Estas antenas são piores que as lâmpadas. Quando é que serão capazes de fabricar coisas baratas e fiáveis?”, grunhe José, descontente. Uns segundos mais e aparece um anúncio: “O melhor preço do momento é o Hometel 155 Mb/s compatível com a versão V2006. Dez euros. Disponível em stock. Prazo de entrega: um dia. Compra?”. “OK, compro. Use a minha conta no banco Millenium”. A transacção flui sem problemas e José só tem de fazer mais um clique de confirmação.

Depois do duche tomado, José sai de casa sem qualquer cartão de identificação nem chaves. Só os óculos VV. A porta do apartamento fecha-se sozinha e o carro já está à espera na garagem. A tecnologia pioneira V2008 ainda coloca alguns problemas de segurança, mas as coisas melhoraram muito desde o seu lançamento. O carro sabe qual o melhor caminho a tomar, em função dos fluxos de tráfego, mas José ainda prefere o modo manual. Ele, que sempre foi um apaixonado pelas novas tecnologias, aprendeu por conta própria a nunca confiar demasiado nelas.

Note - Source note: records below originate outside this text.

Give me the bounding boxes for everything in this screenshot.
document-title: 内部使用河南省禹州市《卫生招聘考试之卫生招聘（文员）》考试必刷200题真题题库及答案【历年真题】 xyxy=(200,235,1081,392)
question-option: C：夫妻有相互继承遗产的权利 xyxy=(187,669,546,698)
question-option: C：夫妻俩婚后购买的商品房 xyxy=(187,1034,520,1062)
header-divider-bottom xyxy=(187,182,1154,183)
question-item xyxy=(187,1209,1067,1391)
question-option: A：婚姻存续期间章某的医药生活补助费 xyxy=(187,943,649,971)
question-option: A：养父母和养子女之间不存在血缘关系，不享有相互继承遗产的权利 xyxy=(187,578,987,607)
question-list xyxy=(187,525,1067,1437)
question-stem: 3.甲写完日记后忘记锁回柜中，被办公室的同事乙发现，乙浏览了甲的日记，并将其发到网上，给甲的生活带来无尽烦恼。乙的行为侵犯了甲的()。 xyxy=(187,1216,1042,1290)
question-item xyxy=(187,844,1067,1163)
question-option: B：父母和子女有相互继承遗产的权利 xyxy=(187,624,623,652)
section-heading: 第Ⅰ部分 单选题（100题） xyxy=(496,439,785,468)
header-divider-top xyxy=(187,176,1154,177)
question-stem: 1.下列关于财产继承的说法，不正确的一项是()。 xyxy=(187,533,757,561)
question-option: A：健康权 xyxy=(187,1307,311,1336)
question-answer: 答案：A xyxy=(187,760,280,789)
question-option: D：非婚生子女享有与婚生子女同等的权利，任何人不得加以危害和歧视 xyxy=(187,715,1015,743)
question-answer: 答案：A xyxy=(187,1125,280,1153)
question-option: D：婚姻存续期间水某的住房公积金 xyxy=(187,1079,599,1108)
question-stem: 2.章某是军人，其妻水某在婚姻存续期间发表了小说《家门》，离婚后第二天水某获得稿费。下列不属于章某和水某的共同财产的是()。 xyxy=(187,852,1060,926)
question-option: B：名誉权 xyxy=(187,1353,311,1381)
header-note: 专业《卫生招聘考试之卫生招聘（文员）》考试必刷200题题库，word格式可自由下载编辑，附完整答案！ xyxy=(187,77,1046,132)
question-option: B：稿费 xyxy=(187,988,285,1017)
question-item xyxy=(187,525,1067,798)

Uma vez no escritório, José senta-se e activa o posto de trabalho. Não há muito que fazer. Almoça com os colegas e faz umas compras no shopping. Pelas cinco da tarde, regressa a casa. Tem um jantar virtual combinado com a namorada, que vive nos Açores. Conheceram-se numa mostra de arte virtual desfrutando um mesmo quadro. Mais tarde e pela noite fora gozará no espaço cibernético a febre de sexta-feira à noite, “já que os sábados foram feitos para se dormir toda a manhã”, suspira José.

De repente, lembra-se. Amanhã é dia de eleições. É verdade que, após uma longa luta da comunidade cibernáutica, os políticos tinham cedido ao voto electrónico a partir de casa, o que torna as coisas muito mais cómodas. Mas há aquela regra absurda da janela temporal – o voto à distância tem de se processar entre as 8 e as 9 da manhã –, que só vem complicar a vida aos noctívagos. Que fazer? “Que se lixe, não voto”, conclui José.

Nota final: Este conto é uma adaptação de um dos cenários futuristas traçados pela Foundation for Strategic Research, uma prestigiada instituição sueca virada para os estudos de prospectiva. A moral da história fica para mais tarde.